President-elect Donald Trump has blasted the United Nations, deriding the international organization as a waste of time. Trump's criticism arrived shortly after the UN Security Council passed a resolution to oppose Israeli settlements along the West Bank and east Jerusalem, signaling a growing tension between his administration and the global community.
On Dec. 26, Trump took to social media to criticize the UN, describing the organization as an inefficient "club."
"The United Nations has such great potential but right now it is just a club for people to get together, talk and have a good time," Trump tweeted out. "So sad!"
The latest tweet appears to be linked to Trump's previous statement on Dec. 23, when the UN Security Council voted to condemn Israeli settlements along what the international community considers to be Palestinian land.
"As to the UN, things will be different after Jan. 20th," Trump stated, referencing his inauguration as president.
The critical posture of President-elect Trump toward the UN is in response to the Security Council's latest condemnation of Israeli Prime Minister Benjamin Netanyahu's government's expanding occupation of disputed lands. In all, 14 nations voted against the settlements, while the U.S. abstained from a veto.

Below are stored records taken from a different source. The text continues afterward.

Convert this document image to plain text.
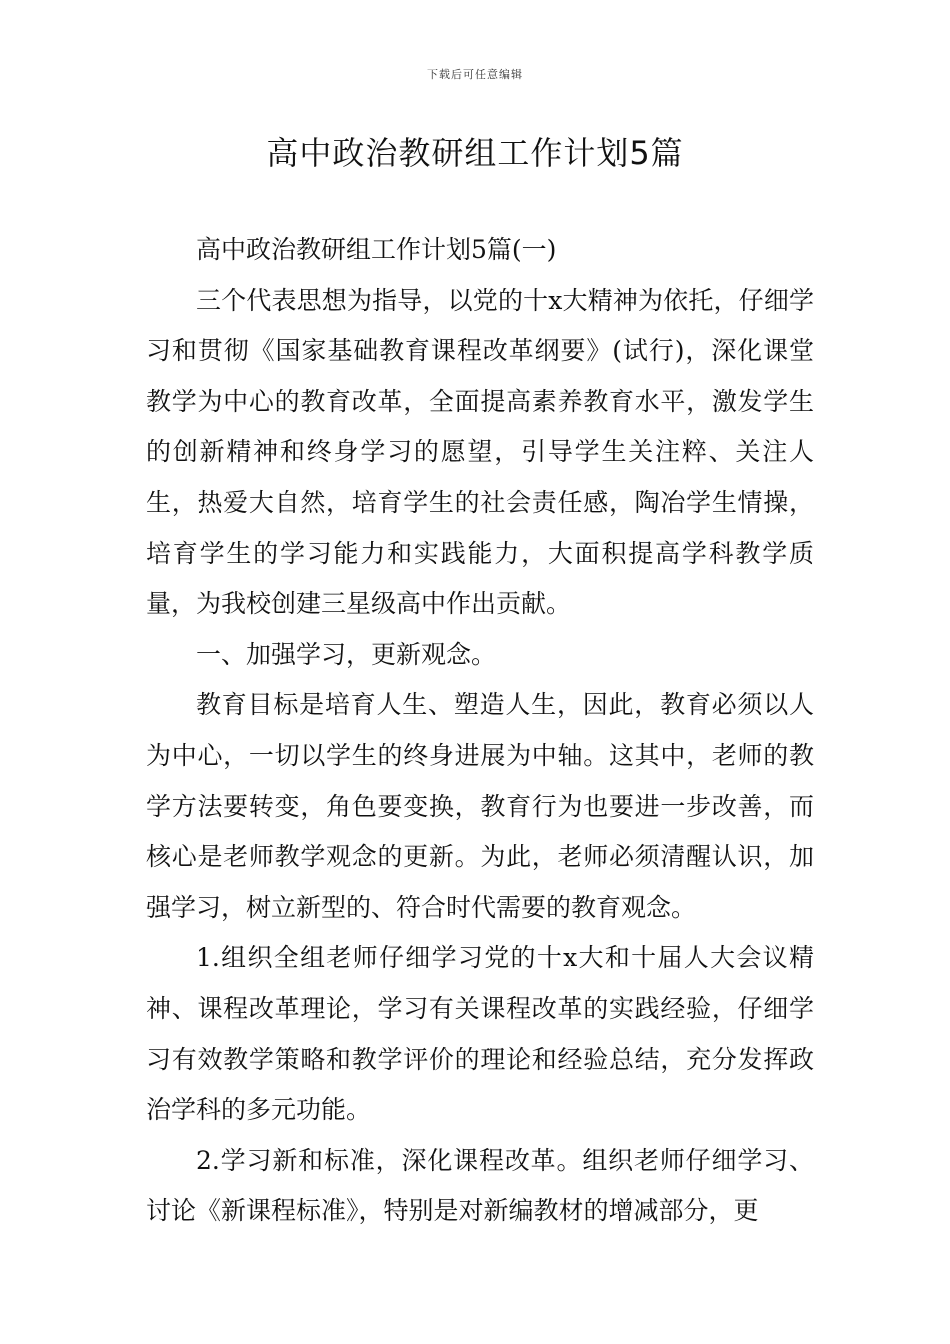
下载后可任意编辑
高中政治教研组工作计划5篇

高中政治教研组工作计划5篇(一)

三个代表思想为指导，以党的十x大精神为依托，仔细学习和贯彻《国家基础教育课程改革纲要》(试行)，深化课堂教学为中心的教育改革，全面提高素养教育水平，激发学生的创新精神和终身学习的愿望，引导学生关注粹、关注人生，热爱大自然，培育学生的社会责任感，陶冶学生情操，培育学生的学习能力和实践能力，大面积提高学科教学质量，为我校创建三星级高中作出贡献。

一、加强学习，更新观念。

教育目标是培育人生、塑造人生，因此，教育必须以人为中心，一切以学生的终身进展为中轴。这其中，老师的教学方法要转变，角色要变换，教育行为也要进一步改善，而核心是老师教学观念的更新。为此，老师必须清醒认识，加强学习，树立新型的、符合时代需要的教育观念。

1.组织全组老师仔细学习党的十x大和十届人大会议精神、课程改革理论，学习有关课程改革的实践经验，仔细学习有效教学策略和教学评价的理论和经验总结，充分发挥政治学科的多元功能。

2.学习新和标准，深化课程改革。组织老师仔细学习、讨论《新课程标准》，特别是对新编教材的增减部分，更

Professor of international relations Arie Kacowicz of the Hebrew University in Jerusalem believes that the Security Council vote comes as a wake-up call for the Netanyahu government, which has proceeded with building Israeli settlements along the West Bank and eastern Jerusalem, despite the protestations of the global community and even President Barack Obama.

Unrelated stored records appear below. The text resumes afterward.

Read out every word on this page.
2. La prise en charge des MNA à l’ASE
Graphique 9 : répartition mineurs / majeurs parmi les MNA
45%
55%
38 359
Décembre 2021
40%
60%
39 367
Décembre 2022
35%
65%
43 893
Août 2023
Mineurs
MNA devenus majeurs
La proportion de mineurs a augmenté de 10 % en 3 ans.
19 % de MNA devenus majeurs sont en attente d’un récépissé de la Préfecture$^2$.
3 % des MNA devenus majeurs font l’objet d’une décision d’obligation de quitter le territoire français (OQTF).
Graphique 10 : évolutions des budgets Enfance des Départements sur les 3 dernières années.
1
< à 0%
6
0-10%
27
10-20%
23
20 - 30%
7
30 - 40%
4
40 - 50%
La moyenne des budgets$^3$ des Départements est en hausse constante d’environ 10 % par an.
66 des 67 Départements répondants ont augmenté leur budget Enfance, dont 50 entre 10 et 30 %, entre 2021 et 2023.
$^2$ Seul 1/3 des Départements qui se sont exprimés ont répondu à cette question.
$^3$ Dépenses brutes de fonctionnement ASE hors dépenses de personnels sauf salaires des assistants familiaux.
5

"The importance of the resolution is to remind Israel, at least at the rhetorical level, that the international community is not completely happy, to say the least, with the ongoing status quo," Kacowicz told CBS News.

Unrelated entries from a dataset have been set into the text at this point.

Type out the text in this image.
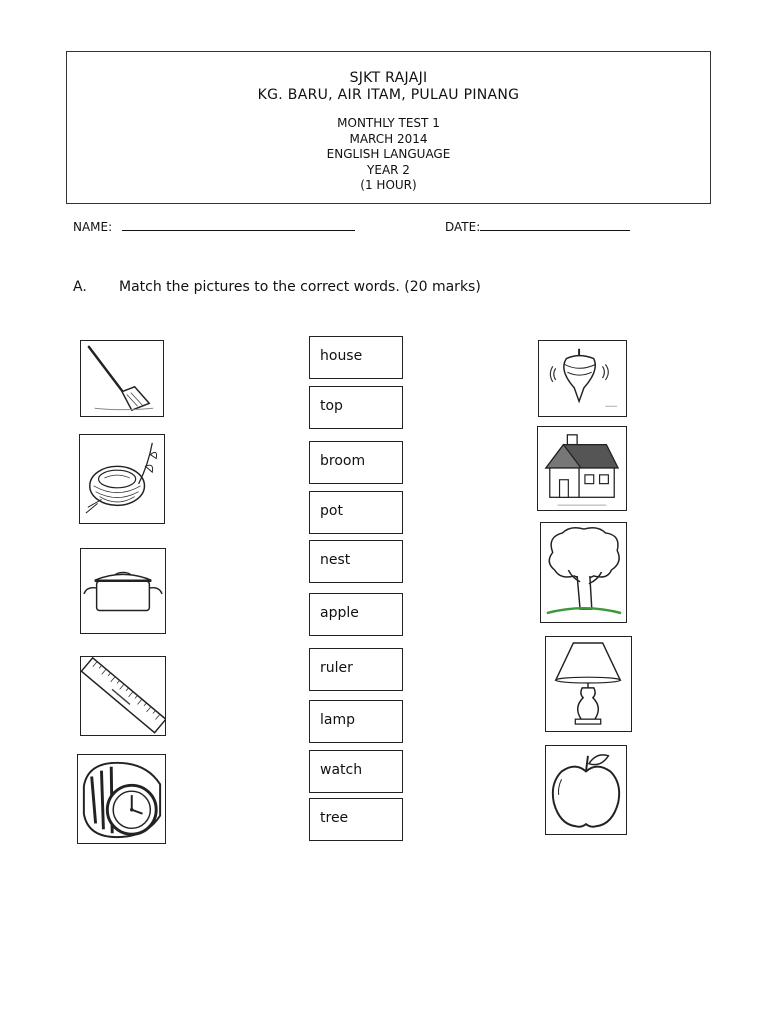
SJKT RAJAJI
KG. BARU, AIR ITAM, PULAU PINANG
MONTHLY TEST 1
MARCH 2014
ENGLISH LANGUAGE
YEAR 2
(1 HOUR)
NAME:	DATE:
A. Match the pictures to the correct words. (20 marks)
house
top
broom
pot
nest
apple
ruler
lamp
watch
tree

Among the countries that voted to condemn the settlements are China, England, France and Russia.
The Netanyahu government has expressed outrage over the resolution, with Israeli ambassador Ron Dermer accusing the Obama administration of engineering the embarrassing vote.
"We have that evidence… we're going to present it to the new administration, and if they choose to share it with the American people, that'll be their choice," Dermer told Fox News.
The Israeli ambassador also suggested that the incoming Trump administration should consider cutting off U.S. funding to the UN, a move that would be massively confrontational with the global community.
"I think a new president and Congress that wants to make sure that every penny of your money is going to something that protects and defends and advances U.S. interests — I think there's a lot of changes that could happen at the United Nations," Dermer added.
Republican Sen. Lindsey Graham of South Carolina has already proposed a bill that would withdraw U.S. funding for the UN unless the resolution is repealed. Graham asserted that the U.S. provides 22 percent of the UN's overall budget.
"I will do everything in my power, working with the new administration and Congress, to leave no doubt about where America stands when it comes to the peace process and where we stand with the only true democracy in the Middle East, Israel," Graham told CNN.
The South Carolina lawmaker added: "The settlement issue is no doubt an issue. ... But I can't support funding a body that singles out the only democracy in the Middle East who shares our values."